Sabtu, 01 Juli 2017

, , , ,

Ketika Semua Orang Menjadi Jurnalis dan Media


Hasil gambar untuk jurnalisme warga
Dok. Internet

Dulu, saat media hanya ada cetak, radio, dan televisi hitam putih masyarakat tidak cepat panik ketika ada sesuatu heboh di media. Wajar, karena hanya sebagian kecil penduduk di Indonesia membaca media. Kebanyakan mereka mengonsumsi media dari gardu, warung, pasar, dan jam’iyyah pengajian. Itupun informasinya mengalir sangat pelan, sehingga penggiringan opini masyarakat pun berjalan lambat.

Meskipun terkesan lambat, bukan berarti media di Indonesia ini anteng-anteng saja. Pada masa Orde Baru, penerbitan di media massa berada dalam pengawasan pemerintah yaitu melalui Departemen Penerangan. Semua informasi yang menyebar diatur oleh penguasa. Apabila lembaga pers ingin tetap eksis, maka harus memberitakan hal-hal yang baik tentang pemerintah tersebut. Kepemimpinan yang otoriter seperti itu seakan telah memberantas kebebasan masyarakat, padahal salah satu fungsi pers adalah sebagai kritik dan kontrol sosial. Sehingga, tidak heran jika kala itu pemerintah sering melakukan pembredelan bagi media yang berani memberi informasi yang bertentangan dengan apa yang diinginkan oleh penguasa, karena saat itu konsepsi pers dititikberatkan pada “kebebasan dan bertanggung jawab” tetapi lebih terfokus pada menjaga stabilitas Nasional dan kemajuan dalam pembangunan saja sehingga terkesan seperti hanya kemauan pemerintah semata.
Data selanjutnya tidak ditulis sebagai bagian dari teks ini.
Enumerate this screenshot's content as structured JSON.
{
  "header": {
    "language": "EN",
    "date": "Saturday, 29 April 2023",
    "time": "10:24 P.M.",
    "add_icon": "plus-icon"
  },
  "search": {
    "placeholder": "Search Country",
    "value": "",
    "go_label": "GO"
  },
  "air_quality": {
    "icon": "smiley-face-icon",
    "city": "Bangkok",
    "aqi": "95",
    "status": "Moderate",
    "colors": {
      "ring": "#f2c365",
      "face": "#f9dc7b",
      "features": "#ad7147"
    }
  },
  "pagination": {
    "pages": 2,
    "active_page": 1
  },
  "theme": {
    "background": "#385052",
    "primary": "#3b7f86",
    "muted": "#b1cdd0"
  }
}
Tetapi, sekarang perkembangan teknologi dan informasi sangatlah pesat. Jika sebelumnya masyarakat harus berlangganan koran, mendengarkan siaran radio, dan menonton televisi, pada era ini siapapun bisa mengakses informasi, misalnya via media online. Dengan adanya media online, informasi semakin cepat tersebar. Segala informasi mengenai berbagai bidang bisa diakses dan bisa dikatakan unlimited. Tidak bisa dipungkiri, media online sangat membantu kita untuk mendapatkan informasi sehingga kita tidak kudet. Cukup sekali klik. Tapi jangan salah, ia juga bisa menimbulkan konflik dengan cepat. Begitu penyedia informasi memposting, dengan mudah pembaca menanggapinya sehingga ada feedback yang sangat cepat antara keduanya.
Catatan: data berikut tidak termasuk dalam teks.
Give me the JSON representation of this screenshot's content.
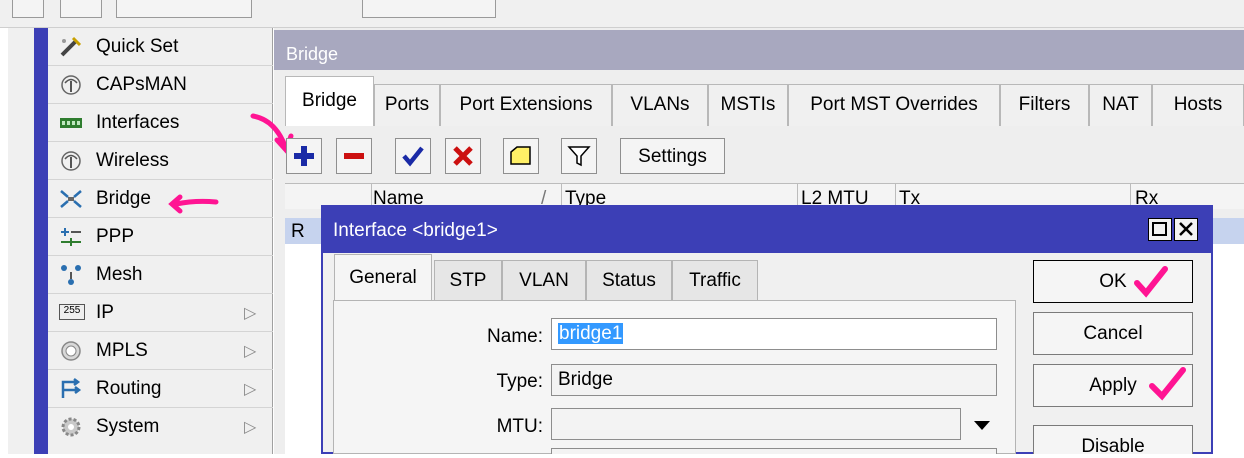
{
  "menu": {
    "items": [
      {
        "label": "Quick Set",
        "icon": "quick-set-icon",
        "submenu": false
      },
      {
        "label": "CAPsMAN",
        "icon": "capsman-icon",
        "submenu": false
      },
      {
        "label": "Interfaces",
        "icon": "interfaces-icon",
        "submenu": false
      },
      {
        "label": "Wireless",
        "icon": "wireless-icon",
        "submenu": false
      },
      {
        "label": "Bridge",
        "icon": "bridge-icon",
        "submenu": false
      },
      {
        "label": "PPP",
        "icon": "ppp-icon",
        "submenu": false
      },
      {
        "label": "Mesh",
        "icon": "mesh-icon",
        "submenu": false
      },
      {
        "label": "IP",
        "icon": "ip-icon",
        "submenu": true
      },
      {
        "label": "MPLS",
        "icon": "mpls-icon",
        "submenu": true
      },
      {
        "label": "Routing",
        "icon": "routing-icon",
        "submenu": true
      },
      {
        "label": "System",
        "icon": "system-icon",
        "submenu": true
      }
    ],
    "submenu_arrow": "▷",
    "ip_icon_text": "255"
  },
  "bridge_window": {
    "title": "Bridge",
    "tabs": [
      "Bridge",
      "Ports",
      "Port Extensions",
      "VLANs",
      "MSTIs",
      "Port MST Overrides",
      "Filters",
      "NAT",
      "Hosts"
    ],
    "active_tab": "Bridge",
    "toolbar": {
      "settings_label": "Settings"
    },
    "columns": [
      "Name",
      "Type",
      "L2 MTU",
      "Tx",
      "Rx"
    ],
    "sort_indicator": "/",
    "rows": [
      {
        "flag": "R"
      }
    ]
  },
  "dialog": {
    "title": "Interface <bridge1>",
    "tabs": [
      "General",
      "STP",
      "VLAN",
      "Status",
      "Traffic"
    ],
    "active_tab": "General",
    "fields": {
      "name_label": "Name:",
      "name_value": "bridge1",
      "type_label": "Type:",
      "type_value": "Bridge",
      "mtu_label": "MTU:",
      "mtu_value": ""
    },
    "buttons": {
      "ok": "OK",
      "cancel": "Cancel",
      "apply": "Apply",
      "disable": "Disable"
    }
  },
  "colors": {
    "title_blue": "#3c3fb6",
    "annotation_pink": "#ff1493",
    "selection_blue": "#3399ff"
  }
}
Tak berhenti sampai disitu, muncul media sosial seperti facebook, twitter, dan ­­antek-anteknya yang semakin mengubah dunia informasi dan komunikasi. Di era ini, Media sosial menjadi media massa milik semua orang dan sangat massif digunakan untuk menyebarkan informasi. Hal ini tentu menjadi tantangan tersendiri dalam dunia jurnalistik. Mengapa? Karena saat ini informasi tidak hanya dimonopoli oleh media yang notabene milik sebuah perusahaan dengan pembagian tugas yang jelas dan akuntabel sebagaimana Undang-Undang Pers.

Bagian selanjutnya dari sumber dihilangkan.